今や経営において、ソーシャルメディア上の顧客の発言や自社の評判は無視できないものとなっている。特に、実名が公表されている社長、役員などの経営層にとっては、その内容次第では経営者生命にまで関わる可能性もある。
そこで登場してきたのが、ソーシャルメディアを通して顧客の声をモニタリング、分析するソーシャルメディアリスニングツールである。
使い方として最も分かりやすいのが、会社名、社長名をキーワードにしてSNS上での投稿を調べて、どこでどれくらい、どんな内容で話題に上っているかを把握するというものだ。
企業にもよるが、社長名であたってみて気になる結果が出てこない方がおかしい。その現状を社長に伝えると、「とりあえず始めてみろ」という話になるわけだ。
また、そういった直観的な話だけでもない。
こういったツールは業務システムと異なり、費用対効果でメリットを語ることは難しい。そのため、情報システム部の管理職など中間層からは起案されにくい。

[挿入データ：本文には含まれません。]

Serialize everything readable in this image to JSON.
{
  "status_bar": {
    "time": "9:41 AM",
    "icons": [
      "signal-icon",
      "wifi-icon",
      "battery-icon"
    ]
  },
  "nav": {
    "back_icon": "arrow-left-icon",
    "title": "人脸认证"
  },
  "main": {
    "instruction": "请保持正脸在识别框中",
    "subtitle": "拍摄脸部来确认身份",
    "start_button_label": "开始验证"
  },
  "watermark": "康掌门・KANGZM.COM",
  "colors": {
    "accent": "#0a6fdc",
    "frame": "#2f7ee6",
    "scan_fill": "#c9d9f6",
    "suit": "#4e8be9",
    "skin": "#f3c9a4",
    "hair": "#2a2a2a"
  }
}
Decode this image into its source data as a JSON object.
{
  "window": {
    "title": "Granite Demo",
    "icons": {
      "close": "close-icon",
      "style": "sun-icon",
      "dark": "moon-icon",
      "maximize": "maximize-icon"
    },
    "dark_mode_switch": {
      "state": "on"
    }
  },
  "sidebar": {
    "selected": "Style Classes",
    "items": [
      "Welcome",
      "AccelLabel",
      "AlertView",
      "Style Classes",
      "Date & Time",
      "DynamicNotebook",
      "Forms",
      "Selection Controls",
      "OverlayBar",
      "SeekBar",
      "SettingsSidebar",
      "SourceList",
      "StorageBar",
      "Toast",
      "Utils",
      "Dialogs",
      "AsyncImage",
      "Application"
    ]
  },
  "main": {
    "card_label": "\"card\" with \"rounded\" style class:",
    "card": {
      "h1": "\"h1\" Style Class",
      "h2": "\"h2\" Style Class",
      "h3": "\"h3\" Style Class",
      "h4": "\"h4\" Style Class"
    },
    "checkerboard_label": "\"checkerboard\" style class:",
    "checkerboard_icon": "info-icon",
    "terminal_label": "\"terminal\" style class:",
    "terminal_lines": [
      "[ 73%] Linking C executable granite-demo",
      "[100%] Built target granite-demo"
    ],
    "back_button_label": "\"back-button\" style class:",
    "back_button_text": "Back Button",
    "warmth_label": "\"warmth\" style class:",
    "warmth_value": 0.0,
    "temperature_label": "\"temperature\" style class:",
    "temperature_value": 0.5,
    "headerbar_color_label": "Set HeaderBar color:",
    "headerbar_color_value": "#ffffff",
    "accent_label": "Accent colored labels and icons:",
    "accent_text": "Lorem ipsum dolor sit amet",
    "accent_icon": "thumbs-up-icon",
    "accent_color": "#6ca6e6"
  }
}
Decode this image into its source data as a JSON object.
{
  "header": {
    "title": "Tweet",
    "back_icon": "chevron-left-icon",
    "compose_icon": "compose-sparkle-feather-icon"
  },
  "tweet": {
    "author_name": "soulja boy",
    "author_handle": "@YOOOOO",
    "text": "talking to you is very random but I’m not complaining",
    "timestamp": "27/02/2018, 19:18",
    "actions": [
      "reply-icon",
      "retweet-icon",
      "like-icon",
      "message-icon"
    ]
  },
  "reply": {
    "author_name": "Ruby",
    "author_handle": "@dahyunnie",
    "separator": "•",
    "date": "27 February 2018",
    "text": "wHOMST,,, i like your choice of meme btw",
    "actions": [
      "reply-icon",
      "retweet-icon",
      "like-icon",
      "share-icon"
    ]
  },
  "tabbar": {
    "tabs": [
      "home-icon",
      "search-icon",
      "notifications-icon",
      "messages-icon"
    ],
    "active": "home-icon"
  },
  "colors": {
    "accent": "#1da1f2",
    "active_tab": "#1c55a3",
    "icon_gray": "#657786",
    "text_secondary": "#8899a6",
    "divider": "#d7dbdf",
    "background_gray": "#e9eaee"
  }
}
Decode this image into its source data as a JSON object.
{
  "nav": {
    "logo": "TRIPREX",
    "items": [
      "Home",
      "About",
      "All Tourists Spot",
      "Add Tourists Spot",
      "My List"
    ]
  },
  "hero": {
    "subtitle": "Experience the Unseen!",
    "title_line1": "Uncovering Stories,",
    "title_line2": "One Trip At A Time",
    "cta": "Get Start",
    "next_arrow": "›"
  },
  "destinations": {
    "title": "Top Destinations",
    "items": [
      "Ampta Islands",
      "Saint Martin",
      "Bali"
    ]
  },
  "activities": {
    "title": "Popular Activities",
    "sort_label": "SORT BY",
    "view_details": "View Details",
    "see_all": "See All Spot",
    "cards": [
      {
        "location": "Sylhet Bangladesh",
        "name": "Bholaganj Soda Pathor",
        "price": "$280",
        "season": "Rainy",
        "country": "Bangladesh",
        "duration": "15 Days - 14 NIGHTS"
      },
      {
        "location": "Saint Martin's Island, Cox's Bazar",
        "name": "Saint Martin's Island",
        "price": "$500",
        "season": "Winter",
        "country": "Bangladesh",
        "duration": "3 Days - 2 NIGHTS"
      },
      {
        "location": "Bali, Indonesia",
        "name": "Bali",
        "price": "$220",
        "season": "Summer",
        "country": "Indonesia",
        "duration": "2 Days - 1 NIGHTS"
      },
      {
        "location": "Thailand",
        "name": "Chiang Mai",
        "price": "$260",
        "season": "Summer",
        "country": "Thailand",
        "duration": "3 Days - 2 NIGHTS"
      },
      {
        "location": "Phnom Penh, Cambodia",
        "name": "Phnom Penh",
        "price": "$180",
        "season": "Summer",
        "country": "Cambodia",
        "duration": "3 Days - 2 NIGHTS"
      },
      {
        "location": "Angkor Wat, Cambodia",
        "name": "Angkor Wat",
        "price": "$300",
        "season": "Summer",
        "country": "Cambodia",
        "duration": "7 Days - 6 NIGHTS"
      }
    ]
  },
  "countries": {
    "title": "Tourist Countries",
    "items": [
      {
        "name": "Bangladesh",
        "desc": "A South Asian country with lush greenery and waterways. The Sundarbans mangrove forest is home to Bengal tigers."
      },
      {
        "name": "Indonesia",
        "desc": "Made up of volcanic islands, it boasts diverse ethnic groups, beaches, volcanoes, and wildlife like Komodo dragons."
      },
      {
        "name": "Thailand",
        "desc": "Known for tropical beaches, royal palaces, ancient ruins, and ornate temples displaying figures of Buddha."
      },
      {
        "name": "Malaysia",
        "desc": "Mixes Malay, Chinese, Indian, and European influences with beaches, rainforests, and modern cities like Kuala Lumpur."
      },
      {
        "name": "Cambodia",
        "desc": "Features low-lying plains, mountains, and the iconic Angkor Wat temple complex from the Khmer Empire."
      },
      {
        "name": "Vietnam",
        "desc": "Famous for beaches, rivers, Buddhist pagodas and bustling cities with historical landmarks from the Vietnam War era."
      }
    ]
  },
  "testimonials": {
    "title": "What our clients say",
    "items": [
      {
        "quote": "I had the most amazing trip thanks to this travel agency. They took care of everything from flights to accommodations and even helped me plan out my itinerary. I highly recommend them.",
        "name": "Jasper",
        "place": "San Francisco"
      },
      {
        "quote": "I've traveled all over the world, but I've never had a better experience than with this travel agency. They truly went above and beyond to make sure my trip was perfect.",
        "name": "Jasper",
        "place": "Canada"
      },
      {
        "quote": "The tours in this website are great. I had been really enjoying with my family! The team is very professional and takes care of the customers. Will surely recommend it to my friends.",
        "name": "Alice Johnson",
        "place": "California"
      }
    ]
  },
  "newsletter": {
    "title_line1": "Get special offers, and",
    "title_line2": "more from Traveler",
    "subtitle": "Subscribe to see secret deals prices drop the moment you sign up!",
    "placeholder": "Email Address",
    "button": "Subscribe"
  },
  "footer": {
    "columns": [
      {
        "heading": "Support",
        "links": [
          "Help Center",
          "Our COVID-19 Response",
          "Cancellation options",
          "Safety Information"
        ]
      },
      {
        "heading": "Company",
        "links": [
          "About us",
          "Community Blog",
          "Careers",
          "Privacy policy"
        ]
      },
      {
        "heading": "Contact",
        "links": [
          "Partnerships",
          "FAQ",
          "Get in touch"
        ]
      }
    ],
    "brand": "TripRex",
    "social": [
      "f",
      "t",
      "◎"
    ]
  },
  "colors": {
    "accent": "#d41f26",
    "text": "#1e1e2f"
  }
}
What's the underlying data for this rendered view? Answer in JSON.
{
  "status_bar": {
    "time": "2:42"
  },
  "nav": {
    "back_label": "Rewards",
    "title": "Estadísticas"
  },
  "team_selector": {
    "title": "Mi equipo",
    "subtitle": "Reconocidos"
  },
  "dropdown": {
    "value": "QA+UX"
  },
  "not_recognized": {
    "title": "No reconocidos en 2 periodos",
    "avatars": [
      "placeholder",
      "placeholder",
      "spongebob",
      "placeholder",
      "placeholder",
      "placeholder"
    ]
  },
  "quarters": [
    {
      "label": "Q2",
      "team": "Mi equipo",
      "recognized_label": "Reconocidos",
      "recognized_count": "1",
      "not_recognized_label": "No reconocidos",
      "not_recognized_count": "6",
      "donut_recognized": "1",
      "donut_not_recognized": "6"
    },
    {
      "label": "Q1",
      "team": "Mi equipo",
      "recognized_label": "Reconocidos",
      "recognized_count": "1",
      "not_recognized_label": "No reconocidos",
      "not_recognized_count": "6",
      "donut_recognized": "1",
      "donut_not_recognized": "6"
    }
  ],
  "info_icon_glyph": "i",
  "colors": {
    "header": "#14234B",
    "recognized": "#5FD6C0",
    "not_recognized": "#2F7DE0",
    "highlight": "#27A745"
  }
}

しかし、経営者の目線では異なってくる。使っておかないと情報戦で乗り遅れるのではないか、という強迫観念と、何かリスクがあったら早期に摘み取る必要がある、というリスク予防の観点から、トップダウンで活用が決められることが多い。
また経営陣が高年齢層の場合、みんなそれほどSNSを使っているわけではないため、書き込まれた内容の信憑性や影響の度合いを判断できない。そういう状態で他人が自分のことをつぶやいていたりすると、気が気ではなくなってしまうのだ。
こうした背景のもと、ソーシャルメディアリスニングツールはトップダウンで導入・活用が決められがちだという性格を持っている。
トップダウンで苦悩する受け皿部門
さて問題は、その「今すぐやろう」の受け皿となる部門が具体的に何をどうすればよいかである。
やれと言われても、社内ではそもそも日常業務に存在しないものであり、どこから手を付けたらよいか分からず途方に暮れることも珍しくない。